Se sienta en una silla frente a mí y espera a que le cuente toda la historia. Yo lo hago sin ocultar nada y añadiendo algunos datos de nuestras vacaciones que hacen que a ella se le frunza el ceño. No me interrumpe y me deja terminar antes de hablar. Supongo que con su mala leche me va a regañar, pero en lugar de eso se acerca a mí y me abraza.
—Lo siento mucho —susurra a mi oído y sin darme cuenta, comienzo a llorar mientras en cierta manera soy acunada por ella—. ¿Sabes? —sigue hablando—, todo lo que hice fue por tu bien, porque no quería ni quiero que nada malo te pase —en este punto noto cómo su voz está temblando—. Espero que seas consciente de que yo estoy aquí para reír, llorar e incluso pegar —bromea—, y todo por ti.
—Gracias —logro decir entre el hipo.
—No hace falta decirlo, para eso están las hermanas —afirma.
—Dirás las amigas —le corrijo.
—No, las hermanas. ¿O es que acaso yo no soy eso para ti?
Lo pienso un instante y las imágenes a modo de recuerdo acuden solas: Tamara y yo yendo a misa con cuatro años siendo monaguillas; las dos aprendiendo a usar la bicicleta y haciendo excursiones y viajes reales e imaginarios por el pueblo; viendo «Titanic» tres veces seguidas en las noches de invierno; soplando las velas de los cumpleaños, ya sean de ella o míos; de fiesta y en casa las dos solas hablando; llorando y riendo hasta doblarnos en dos; discutiendo y arreglándolo; viajando por Benidorm y visitando el Palacio Real en Londres.
En todos y cada uno de los momentos de mi vida, tanto en los insignificantes como en los más importantes, allí había estado ella.

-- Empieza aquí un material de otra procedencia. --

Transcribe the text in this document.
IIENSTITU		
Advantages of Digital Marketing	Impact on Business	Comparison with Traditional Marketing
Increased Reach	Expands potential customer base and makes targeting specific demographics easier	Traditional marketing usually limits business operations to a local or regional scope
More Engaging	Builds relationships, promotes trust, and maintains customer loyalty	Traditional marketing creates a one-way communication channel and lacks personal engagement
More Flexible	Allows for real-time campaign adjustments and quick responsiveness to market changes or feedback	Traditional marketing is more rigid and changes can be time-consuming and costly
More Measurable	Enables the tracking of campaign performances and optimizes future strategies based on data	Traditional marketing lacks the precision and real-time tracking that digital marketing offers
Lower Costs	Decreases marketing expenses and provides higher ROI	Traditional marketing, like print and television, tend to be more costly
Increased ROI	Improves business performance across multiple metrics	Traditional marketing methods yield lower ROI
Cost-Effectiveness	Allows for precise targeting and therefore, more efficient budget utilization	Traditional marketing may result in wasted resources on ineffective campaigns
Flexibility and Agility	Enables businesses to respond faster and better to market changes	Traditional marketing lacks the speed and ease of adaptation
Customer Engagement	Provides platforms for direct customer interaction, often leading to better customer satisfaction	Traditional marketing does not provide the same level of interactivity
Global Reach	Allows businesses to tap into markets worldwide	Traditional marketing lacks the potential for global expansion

La oscuridad de la muerte de Romeo da paso a un rayo de luz, y ése es Tamara. Sé que el sufrimiento será compartido, pues ella nunca podrá ser del todo feliz mientras yo esté mal, y eso me ayuda a dividir la carga. Entonces recuerdo la frase que siempre me aconseja cada vez que estoy mal: «No llores por no poder ver el sol, porque las lágrimas te impedirán ver las estrellas». Eso es ella en mi vida, mi estrella, el astro que me dará luz incluso cuando las farolas se nieguen a hacerlo.
—Por supuesto que eres mi hermana —afirmo.
—¿Qué te parece si como buena hermana que soy, subo y les digo a las demás que te encuentras mal, cojo un paquete de palomitas y otro de pañuelos y pasamos la noche viendo películas?
—No concibo ningún plan más perfecto.
Se marcha y en el umbral de la puerta se gira solo para dirigirme una sonrisa de ánimo. Ahora sé que los finales felices solo existen en los cuentos de hadas, que la realidad es cruda tal y como dicen, y que siempre hay baches a lo largo del camino; pero también estoy segura de que al lado de Tamara todos los impedimentos y las desilusiones serán mas fáciles de llevar, porque cuando yo me caiga, la tendré a ella para levantarme y darme la mano.